Déclaration faite le 01 mars 2007 par la sénatrice Maria Chaput
L`hon. Maria Chaput:
Honorables sénateurs, je crois que nous avons tous, comme êtres humains, la
responsabilité de faire une promotion rigoureuse de l'environnement et de
stimuler ainsi la réflexion et l'action dans ce domaine. C'est en fonction de
cette conviction personnelle que je prends aujourd'hui la parole à l'étape de
la deuxième lecture du projet de loi C-288, Loi visant à assurer le respect des
engagements du Canada en matière de changements climatiques en vertu du
Protocole de Kyoto.
La semaine dernière, la Chambre des communes a adopté une proposition
venant du Parti libéral voulant que le Canada tienne les engagements pris dans
le cadre du Protocole de Kyoto. Cette proposition, présentée par le député
fédéral libéral Pablo Rodriguez, a été adoptée à la Chambre des communes par
161 voix contre 113. Le Parlement s'est prononcé et a exprimé sa volonté.

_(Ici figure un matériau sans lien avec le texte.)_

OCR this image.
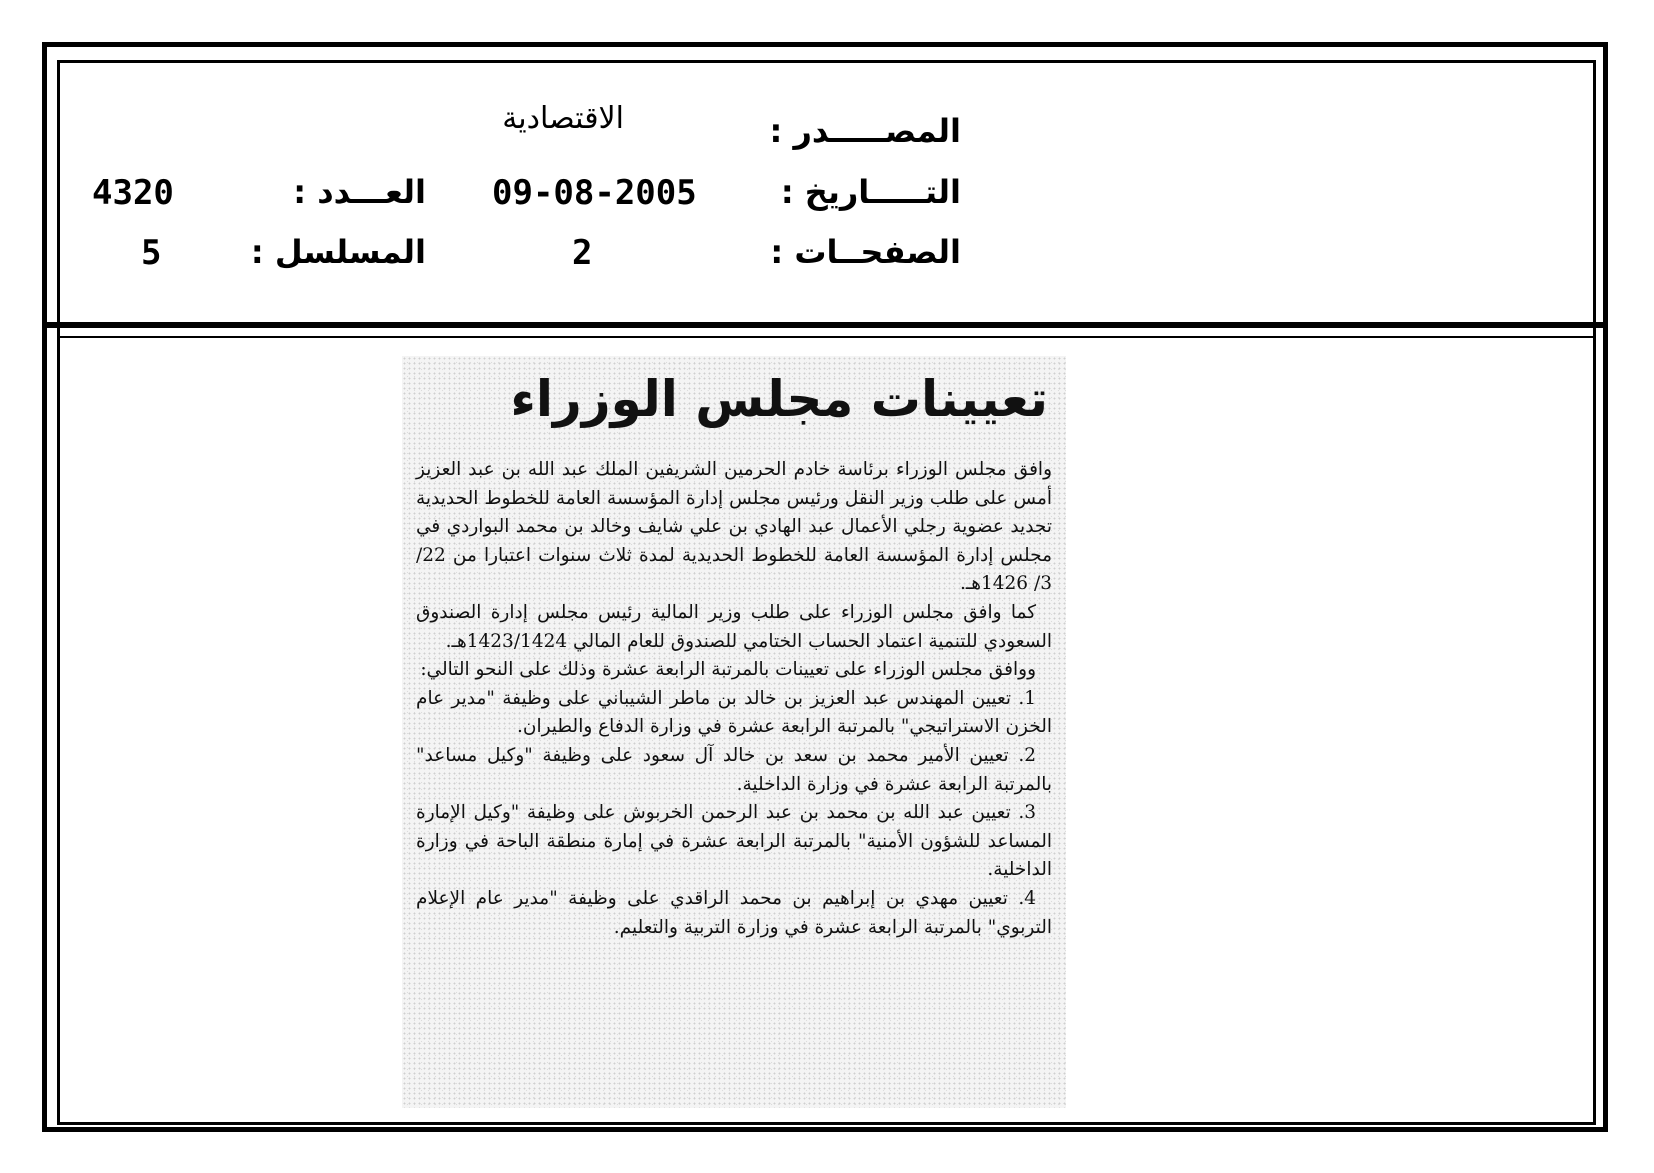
المصـــــدر :
الاقتصادية
التـــــاريخ :
09-08-2005
العـــدد :
4320
الصفحــات :
2
المسلسل :
5
تعيينات مجلس الوزراء

وافق مجلس الوزراء برئاسة خادم الحرمين الشريفين الملك عبد الله بن عبد العزيز أمس على طلب وزير النقل ورئيس مجلس إدارة المؤسسة العامة للخطوط الحديدية تجديد عضوية رجلي الأعمال عبد الهادي بن علي شايف وخالد بن محمد البواردي في مجلس إدارة المؤسسة العامة للخطوط الحديدية لمدة ثلاث سنوات اعتبارا من 22/ 3/ 1426هـ.

كما وافق مجلس الوزراء على طلب وزير المالية رئيس مجلس إدارة الصندوق السعودي للتنمية اعتماد الحساب الختامي للصندوق للعام المالي 1423/1424هـ.

ووافق مجلس الوزراء على تعيينات بالمرتبة الرابعة عشرة وذلك على النحو التالي:

1. تعيين المهندس عبد العزيز بن خالد بن ماطر الشيباني على وظيفة "مدير عام الخزن الاستراتيجي" بالمرتبة الرابعة عشرة في وزارة الدفاع والطيران.

2. تعيين الأمير محمد بن سعد بن خالد آل سعود على وظيفة "وكيل مساعد" بالمرتبة الرابعة عشرة في وزارة الداخلية.

3. تعيين عبد الله بن محمد بن عبد الرحمن الخربوش على وظيفة "وكيل الإمارة المساعد للشؤون الأمنية" بالمرتبة الرابعة عشرة في إمارة منطقة الباحة في وزارة الداخلية.

4. تعيين مهدي بن إبراهيم بن محمد الراقدي على وظيفة "مدير عام الإعلام التربوي" بالمرتبة الرابعة عشرة في وزارة التربية والتعليم.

Ce texte de loi est devant nous au Sénat, parrainé par notre honorable
collègue, le sénateur Grant Mitchell. J'ai donc décidé de prendre part au débat
comme être humain faisant partie de la planète, comme Canadienne, car il faut
protéger notre pays, et comme grand-maman, car je veux léguer à mes
petites-filles un environnement sain et un avenir prometteur. Pour ce faire, il
faut un plan d'ensemble, et c'est urgent!

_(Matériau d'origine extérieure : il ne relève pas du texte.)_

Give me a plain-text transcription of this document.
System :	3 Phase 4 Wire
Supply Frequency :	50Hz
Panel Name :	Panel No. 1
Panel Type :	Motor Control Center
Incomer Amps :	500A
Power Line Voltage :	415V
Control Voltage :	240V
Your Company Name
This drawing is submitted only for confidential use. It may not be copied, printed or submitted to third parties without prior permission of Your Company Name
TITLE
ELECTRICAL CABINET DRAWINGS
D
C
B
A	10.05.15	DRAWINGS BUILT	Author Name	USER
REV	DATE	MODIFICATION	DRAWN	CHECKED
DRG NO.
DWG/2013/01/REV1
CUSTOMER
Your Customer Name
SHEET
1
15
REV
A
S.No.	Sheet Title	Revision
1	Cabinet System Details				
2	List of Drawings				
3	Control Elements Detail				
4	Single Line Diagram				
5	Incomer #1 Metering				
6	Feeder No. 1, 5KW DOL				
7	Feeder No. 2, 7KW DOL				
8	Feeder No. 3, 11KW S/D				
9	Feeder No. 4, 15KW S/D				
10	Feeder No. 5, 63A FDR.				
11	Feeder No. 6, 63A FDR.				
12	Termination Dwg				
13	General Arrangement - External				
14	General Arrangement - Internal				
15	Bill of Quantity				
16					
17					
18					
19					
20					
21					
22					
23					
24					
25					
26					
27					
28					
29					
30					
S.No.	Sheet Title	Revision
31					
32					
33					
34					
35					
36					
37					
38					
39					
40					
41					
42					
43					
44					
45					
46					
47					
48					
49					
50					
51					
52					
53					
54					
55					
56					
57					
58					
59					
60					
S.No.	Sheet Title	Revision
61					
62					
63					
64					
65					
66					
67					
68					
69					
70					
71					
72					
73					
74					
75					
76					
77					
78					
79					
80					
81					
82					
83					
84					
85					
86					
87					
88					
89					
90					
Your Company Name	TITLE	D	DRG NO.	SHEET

C'est un projet de société sans frontières qu'il faut considérer et il est
important que le Canada soit un chef de file, qu'il adopte les meilleures
pratiques possible en termes de protection de l'environnement et de
développement durable, et qu'il incite les autres pays à le faire.
En partant de la prémisse que le grand portrait est l'accord de Kyoto, j'ai
tenté d'identifier les étapes déjà entreprises par le précédent gouvernement
libéral qui l'ont mené à appuyer Kyoto. Je devais, dans un premier temps,
comprendre le processus pour ensuite pouvoir m'expliquer sur le sujet.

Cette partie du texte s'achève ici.